Figure 3 shows 1H MRSI data from a patient with a brain tumor that were combined using weighting functions from coil calibration images and estimates of phase offsets in each channel determined from the residual water peaks in voxels from the center of the selected volume. In both cases the SNR of the combined data is significantly improved over individual coil elements. Determining which is the best approach for combining the data from specific applications depends upon the accuracy of the phasing algorithm and the SNR of spectra from individual voxels. Using a weighting function that divides by the square root of the sum of squares of individual weights is preferred for subsequent viewing of the data because it maintains similar levels of noise in each spectrum. Direct comparison of metabolite levels between different voxels must, however, take into account that there is still a spatial weighting on individual voxels caused by the non-uniformity of the combined coil reception profiles.
If there is enough SNR in the data to further cut back on acquisition time, the next step in reducing the number of excitations is to implement acceleration using parallel imaging. A number of studies have investigated the use of SENSE and GRAPPA for 1H MRSI were presented by Dydak et al (28,29), Tsai et al (30), Lin et al (31), Ozturk-Isik et al (32,33), Bannerjee et al (34) and Zhu et al (35). While the results demonstrated were promising, there were clearly trade-offs in terms of artifacts and reconstruction times that should be considered in using such approaches. Figure 4 gives an example of SENSE with an R factor of 4 for 1H MRSI, which reduces the acquisition time with an 8 channel head coil with elliptical phase encoding to less than 5 minutes for a 3D array of spectra without using any form of echo planar sampling (36). The coil sensitivity profiles were obtained using low resolution proton density weighted images. As can be seen, although the SENSE acquisition has a lower SNR, it gives essentially the same information as the fully sampled one.
A new class of methods that were initially developed by Frydman and colleagues for performing ultrafast multi-dimensional NMR spectroscopy (37) utilize an approach that involves spatiotemporal encoding (SPEN) for obtaining and reconstructing signals for performing and spectroscopic imaging (38,39). These have not yet been widely applied for in vivo applications of MRSI, but preliminary data indicate that they can provide excellent results for chemical shift imaging of multiple distinct resonances. A further strategy for accelerating the acquisition of signals which are sparse in either spatial or frequency dimensions and may therefore be ideal for hyperpolarized 13C studies is compressed sensing (40–42). This applies random sampling of the acquisition space in conjunction with algorithms that perform a constrained, iterative reconstruction. The degree of undersampling that can be achieved depends upon reformulating the problem into an appropriate domain and upon the data having relatively high SNR. As is described below, initial applications to pre-clinical hyperpolarized 13C studies have demonstrated speed up factors of 4–8 for obtaining MRSI data.

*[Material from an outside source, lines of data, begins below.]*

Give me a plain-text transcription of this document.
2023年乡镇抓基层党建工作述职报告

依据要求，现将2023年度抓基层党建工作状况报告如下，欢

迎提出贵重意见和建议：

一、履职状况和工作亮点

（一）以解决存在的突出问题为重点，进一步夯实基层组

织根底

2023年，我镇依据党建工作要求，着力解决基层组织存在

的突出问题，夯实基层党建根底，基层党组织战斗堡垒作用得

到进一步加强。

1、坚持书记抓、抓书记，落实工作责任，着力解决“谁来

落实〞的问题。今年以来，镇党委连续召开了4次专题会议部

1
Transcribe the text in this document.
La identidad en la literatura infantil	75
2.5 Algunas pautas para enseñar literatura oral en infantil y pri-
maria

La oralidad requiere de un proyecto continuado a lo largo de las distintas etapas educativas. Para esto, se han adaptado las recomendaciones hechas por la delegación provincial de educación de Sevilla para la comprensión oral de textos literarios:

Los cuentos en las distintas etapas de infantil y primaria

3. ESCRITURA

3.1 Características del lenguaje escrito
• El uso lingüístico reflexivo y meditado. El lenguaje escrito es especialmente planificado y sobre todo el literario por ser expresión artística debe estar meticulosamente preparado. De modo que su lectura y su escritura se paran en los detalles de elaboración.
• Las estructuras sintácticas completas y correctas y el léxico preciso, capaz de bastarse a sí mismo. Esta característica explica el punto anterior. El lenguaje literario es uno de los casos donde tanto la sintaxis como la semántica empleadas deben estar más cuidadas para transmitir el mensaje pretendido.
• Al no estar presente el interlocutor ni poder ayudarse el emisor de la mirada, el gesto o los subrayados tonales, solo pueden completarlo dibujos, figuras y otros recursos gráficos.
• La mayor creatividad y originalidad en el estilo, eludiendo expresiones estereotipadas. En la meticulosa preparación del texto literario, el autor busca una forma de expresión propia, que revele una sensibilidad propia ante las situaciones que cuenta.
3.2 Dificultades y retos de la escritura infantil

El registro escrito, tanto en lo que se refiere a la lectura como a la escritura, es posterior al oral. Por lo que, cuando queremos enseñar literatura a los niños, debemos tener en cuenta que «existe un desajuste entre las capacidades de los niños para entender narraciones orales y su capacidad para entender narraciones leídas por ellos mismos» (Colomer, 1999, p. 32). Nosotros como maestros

AUTOMATIC PRESCRIPTION OF BRAIN 1H MRSI DATA at 3T
Despite the recent improvements in technology described above, applying volumetric 1H MRSI in a clinical setting is still challenging. Experience has shown that data quality is often compromised by lack of familiarity in prescribing the selected volume and in defining the location of graphic VSS bands that will provide adequate coverage of the region of interest. Some of this can be resolved by more extensive training, but the reliability and reproducibility of the data would benefit considerably by providing a more automated procedure for defining such parameters. This is particularly important for optimizing coverage, for making comparisons across populations and for using serial scans to evaluate response to therapy in the same subject. Automated prescription of MRI data has recently been implemented by several of the scanner manufacturers in order to ensure consistent image orientation between different scans. This is achieved by aligning a reference to earlier images from the same subject or to a brain atlas. In the following we describe recent work that has used similar strategies to simplify the acquisition of serial, volumetric 1H MRSI data.
The automated method developed by Ozhinsky et al (43) used sequence parameters that have been shown to provide robust spectral data at 3T. This included PRESS volume selection in conjunction with the BASING technique (44), which not only improves water suppression but can also be employed for J-resolved spectral editing to separate resonances such as lactate and lipid. The size of the PRESS volume was increased by a factor of 1.2 to eliminate the chemical shift artifact for data obtained with a single average and by a factor of 1.5 for acquisitions that required lactate editing (3). Five pairs of cosine modulated VSS bands were then reserved to sharpen up the selected volume and eliminate its corners so that the in-plane profile was octagonal. Nine additional oblique VSS bands were available to suppress subcutaneous lipid (11). Flyback echo planar sampling was applied in one spatial dimension with two dimensions of phase encoding to give an 18×18×16 array of spectra. The nominal voxel size is 1cc for an oblique selected volume that covered almost all of the brain in 5–8 minutes, depending on the TR being used (45). The true spatial resolution depends on whether spatial filtering is applied in the reconstruction.
The definition of the location and orientation of the selected volume and the VSS bands was achieved automatically using the volumetric T1-weighted image that was acquired as part of the routine MRI examination. A simple k-means clustering algorithm was applied to this image in order to segment masks for brain and lipid regions. Once the spatial distribution of these entities was defined, a cost function that weights brain voxels positively and lipid voxels negatively was applied in order to simultaneously optimize the locations and size of both the selected volume and VSS bands (43). The coverage in the superior-inferior direction for the automatically selected region was 6cm and the in-plane coverage included most of the supratentorial brain. Parameters needed to define the optimal prescription were fed directly into the pulse sequence. A 3-D image highlighting the region selected was generated and presented to the operator in order to visually confirm that it was acceptable. The current implementation of the pulse sequence is flexible to allow for full automation, automatic definition of the VSS bands with manual definition of the selected volume or entirely manual prescription. An example is seen in Figure 5. The raw data were reconstructed, processed and displayed using SIVIC (46), which is an open source software package developed in our laboratory for MRSI analysis. No spatial filtering was applied in this case. Results from normal volunteers and patients with brain tumors showed that the quality was excellent and the method was particularly useful in serial studies where it was important to provide consistent coverage (43,45).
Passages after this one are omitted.